Boudreau and McPhee are well into their new starts in the game this season. For his experience alone, McPhee was an excellent choice to be the Golden Knights’ first GM. Expansion teams that hire GMs with experience do much better early and make the playoffs quicker than those who fight through their first couple years with men who have no experience running a hockey department.
McPhee has already instituted 30-, 60-, 90- and 120-day plans for the franchise, checking off the boxes as they move along. He knows he can’t prepare for every challenge that will come his way, but that won’t stop him from trying. Every GM in the league will have him on speed dial leading up to the expansion draft.
McPhee knows that, at this moment, it’s probably the best it will be for a long time. The beauty of taking over an expansion team is the blank canvas. There are no bad contracts to get out from under, there is no losing culture and nobody needs to be fired. The people working for you are eager and enthusiastic because they’re getting their first chance in the NHL or are grateful to get another. The best thing of all is there are no wins and losses to consume your thoughts. And McPhee is eminently prepared for the challenge. He took over the Capitals in 1997 from David Poile and watched as his team made the final in his first year. But it wasn’t long before the Capitals bottomed out, then drafted Alex Ovechkin first overall in 2004.
“To be as honest as I can be, it hasn’t been daunting at all,” McPhee said. “After building the clubs we built in Washington, I have a lot of confidence that I can do it again. Everything I’m about to see, I’ve already seen. I’ve seen this movie before. In Washington, we tore it right down to the point where we were just filling boots the first year out of the lockout.”

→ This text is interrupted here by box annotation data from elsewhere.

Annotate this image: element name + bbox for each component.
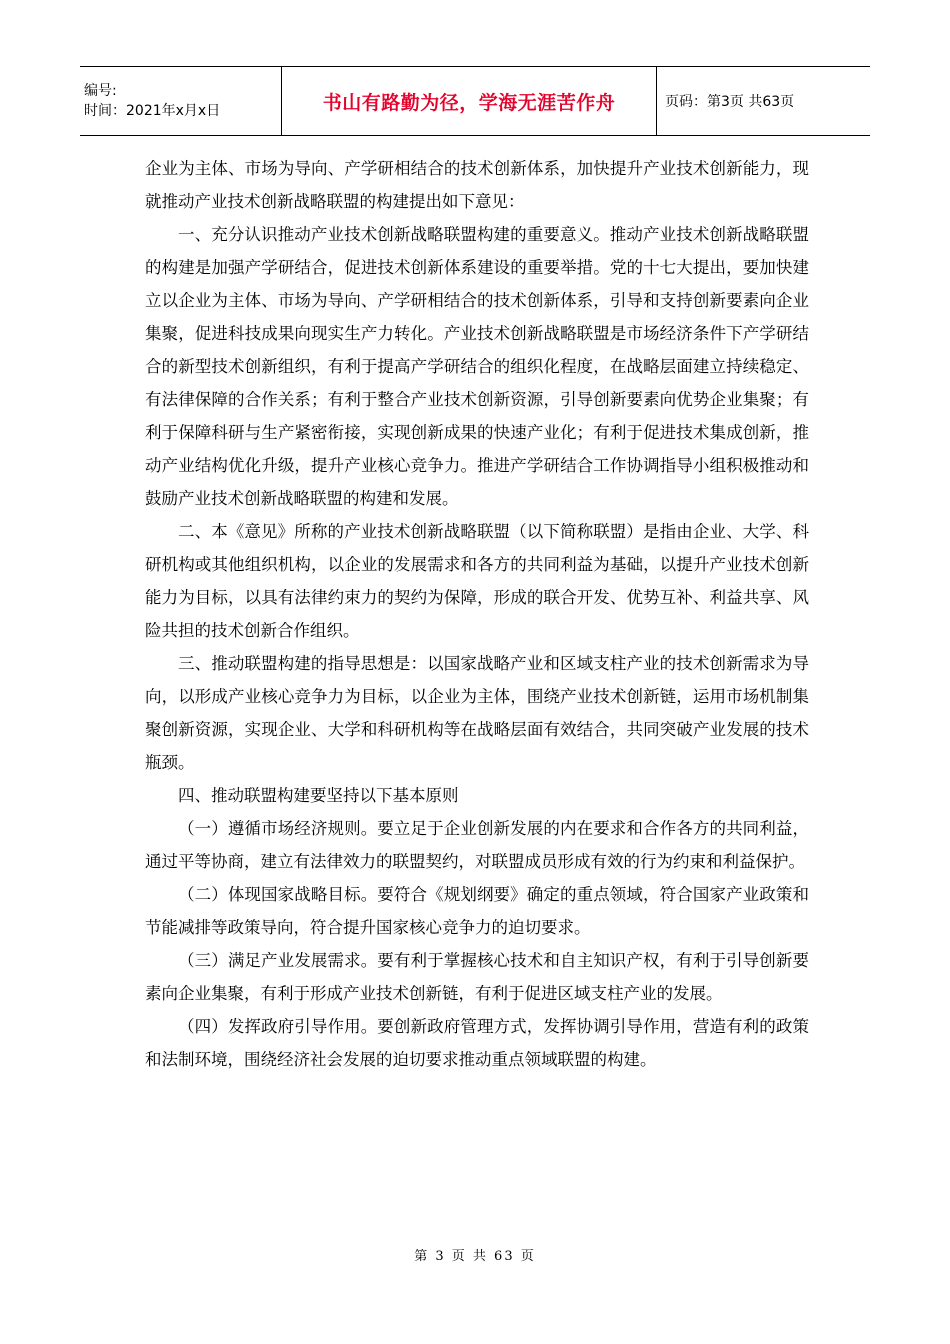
body-paragraph: （二）体现国家战略目标。要符合《规划纲要》确定的重点领域，符合国家产业政策和节能减排等政策导向，符合提升国家核心竞争力的迫切要求。 — [145, 885, 809, 937]
body-paragraph: （四）发挥政府引导作用。要创新政府管理方式，发挥协调引导作用，营造有利的政策和法制环境，围绕经济社会发展的迫切要求推动重点领域联盟的构建。 — [145, 1017, 809, 1069]
header-page-number: 页码：第3页 共63页 — [665, 94, 795, 110]
header-page-cell — [657, 67, 870, 135]
document-time-label: 时间：2021年x月x日 — [84, 103, 221, 119]
body-paragraph: 一、充分认识推动产业技术创新战略联盟构建的重要意义。推动产业技术创新战略联盟的构建是加强产学研结合，促进技术创新体系建设的重要举措。党的十七大提出，要加快建立以企业为主体、市场为导向、产学研相结合的技术创新体系，引导和支持创新要素向企业集聚，促进科技成果向现实生产力转化。产业技术创新战略联盟是市场经济条件下产学研结合的新型技术创新组织，有利于提高产学研结合的组织化程度，在战略层面建立持续稳定、有法律保障的合作关系；有利于整合产业技术创新资源，引导创新要素向优势企业集聚；有利于保障科研与生产紧密衔接，实现创新成果的快速产业化；有利于促进技术集成创新，推动产业结构优化升级，提升产业核心竞争力。推进产学研结合工作协调指导小组积极推动和鼓励产业技术创新战略联盟的构建和发展。 — [145, 225, 809, 508]
body-paragraph: 企业为主体、市场为导向、产学研相结合的技术创新体系，加快提升产业技术创新能力，现就推动产业技术创新战略联盟的构建提出如下意见： — [145, 159, 809, 211]
body-paragraph: 二、本《意见》所称的产业技术创新战略联盟（以下简称联盟）是指由企业、大学、科研机构或其他组织机构，以企业的发展需求和各方的共同利益为基础，以提升产业技术创新能力为目标，以具有法律约束力的契约为保障，形成的联合开发、优势互补、利益共享、风险共担的技术创新合作组织。 — [145, 522, 809, 640]
document-body — [145, 152, 809, 1076]
header-motto: 书山有路勤为径，学海无涯苦作舟 — [322, 91, 616, 114]
page-header — [80, 66, 870, 136]
body-paragraph: 三、推动联盟构建的指导思想是：以国家战略产业和区域支柱产业的技术创新需求为导向，以形成产业核心竞争力为目标，以企业为主体，围绕产业技术创新链，运用市场机制集聚创新资源，实现企业、大学和科研机构等在战略层面有效结合，共同突破产业发展的技术瓶颈。 — [145, 654, 809, 772]
page-footer: 第 3 页 共 63 页 — [414, 1249, 536, 1264]
section-heading: 四、推动联盟构建要坚持以下基本原则 — [178, 786, 459, 805]
document-number-label: 编号: — [84, 83, 117, 99]
body-paragraph: （三）满足产业发展需求。要有利于掌握核心技术和自主知识产权，有利于引导创新要素向企业集聚，有利于形成产业技术创新链，有利于促进区域支柱产业的发展。 — [145, 951, 809, 1003]
body-paragraph: （一）遵循市场经济规则。要立足于企业创新发展的内在要求和合作各方的共同利益，通过平等协商，建立有法律效力的联盟契约，对联盟成员形成有效的行为约束和利益保护。 — [145, 819, 809, 871]
header-meta-cell — [80, 67, 282, 135]
header-motto-cell — [282, 67, 657, 135]
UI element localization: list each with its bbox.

McPhee had a rich, aggressive, larger-than-life owner in Ted Leonsis then (the man who ordered him to trade for Jaromir Jagr against McPhee’s advice), much the way he has in Bill Foley now. Foley originally boldly predicted his team would win a Stanley Cup within eight years, then amended that to six. Wealthy, eccentric guys are like that. But before the Golden Knights can even think of being competitive, let alone win a Cup, they have to establish themselves in a market where the NHL’s only presence has been its awards show. Everything looks promising at the moment, but nobody goes into these things thinking they’re going to fail. The best the Golden Knights can hope for is to become a modern-day version of the Nashville Predators, a well-run team that plays in a fickle market and always faces enormous challenges.
“I understand that this is important, that Bill Foley has put a lot of money into this and put his reputation on the line,” McPhee said. “And we have to make this work. We certainly understand the challenge and what’s at stake.”